Growth isn't picking up for consumer companies, if Hindustan Unilever's September quarter numbers are anything to go by. While standalone net sales grew by 10.8% year-on-year to Rs 7640 crore, volume growth remained tepid at 5%, which disappointed analysts. The quarter's sales growth has been driven by a 11% growth in soaps and detergents. The personal products segment grew by 9.9% year-on-year, exhibiting signs of continued weakness. The laundry segment's growth, analysts claim, has been driven by the premium segment, even though brands like Wheel are showing traction after the relaunch.The company's domestic consumer business grew 10.7% year-on-year to Rs 5800 crore, driven by a robust growth in select categories. Even though input prices have been coming down over the last few quarters, Hindustan Unilever has seen raw material prices increase year-on-year. The share of raw material prices as a percentage of sales during the quarter was 51.8% against 50.3 in the corresponding quarter last year. This impacted gross margins, which have declined 150 basis points year-on-year to 48.2%.

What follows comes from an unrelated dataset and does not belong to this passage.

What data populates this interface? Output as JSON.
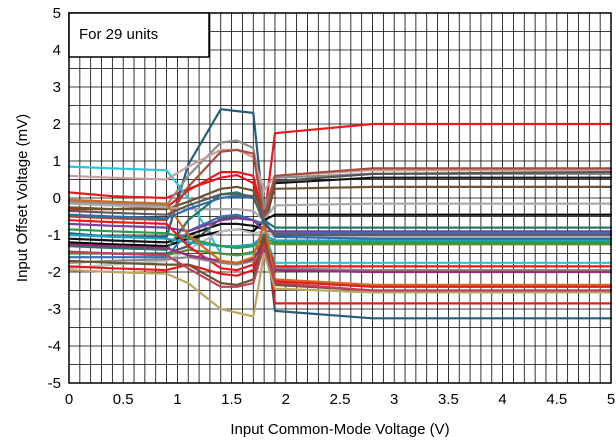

Despite the decline in gross margins, HUL's operating margins improved 50 basis points year-on-year to 16.3%, as the input cost inflation ebbed towards the end of the quarter. The company's also keeping a check on costs to protect its margins. Compared to last year, advertising & promotion spends have declined as a percentage of sales as have other expenses. Advertising expenses as a percentage of sales have declined from 13.8% in the second quarter of FY14 to 12.1% of sales.
While sequentially, most segments have seen their margins decline, however, compared to last year, segment margins are up other than the soaps and detergents. The soaps & detergents segment saw its EBIT margin decline 40 basis points YoY to 13.6%. The EBIT margin for the personal products segment expanded 160 basis points YoY 24.4% and processed foods business saw EBIT margin expand 110 basis points YoY to 4.4%. While growth in key categories like skin cleansing and skin care remained strong, growth in the oral care segment has been impacted by the competitive intensity.
According to Emkay Global, HUL's adjusted profit after tax grew 6.7% to Rs 940 crore, which is below estimates, due to higher depreciation and higher tax rate. The company's reported profit after tax grew 8.1% YoY to Rs 990 crore.